Aug 12, 2002  •  Post A Comment

What it is: nABLE Media Management System from nCUBE, an on-demand content rights and distribution management application for cable operators. nABLE is an umbrella term that encompasses nCUBE’s Headquarters application for local video-on-demand business management and MMS, the new product that manages video content rights and distribution from acquisition to delivery to the home. It will be available in the third quarter.
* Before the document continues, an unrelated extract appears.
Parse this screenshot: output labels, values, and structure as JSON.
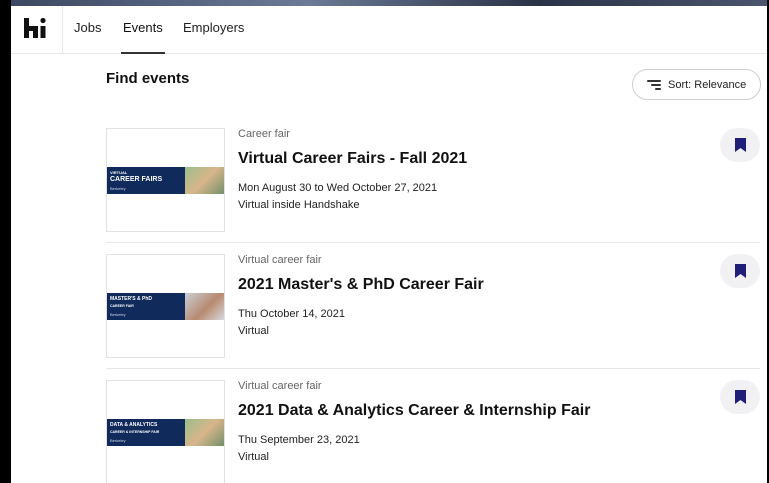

What it does: MMS manages content, contracts and work flow relating to video-on-demand. “Let’s say a TV series comes out [on demand] and you have to manage that content and contracts,” said Jay Schiller, senior VP of strategy and product manager for nCube. “That contract may be in different stages. And then there are regional rules, and different prices apply to different regions, and you may want to create a weekend special package, like three weekends for the price of one, and how you are going to market and sell the content.” MMS helps operators manage all those aspects of the VOD business and tracks the rights that apply to different areas and activity. It allows operators to apply the rights they negotiate with studios for on-demand content and to determine how that content is managed throughout the enterprise, he said.
Features and benefits: MMS includes marketing and reporting tools to tailor on-demand content lineups per market. It tracks content play data to ensure that contractual obligations are fulfilled and royalties and statistics are reported accurately. It can reside on any video server platform. Financial reporting tools delineate how the content performed, the amount of revenue generated in certain regions and who watched it where.
“Operators and content aggregators need a way to manage contractual information. Contracts are defined nationally but played out locally. In different markets different prices apply. Adult rules are different in different regions and different content does better in different regions. Christian content may do better in the South, and independent films may do better in San Francisco. You may want to adjust the mix and optimize and fine-tune the service based on your region, Mr. Schiller said.”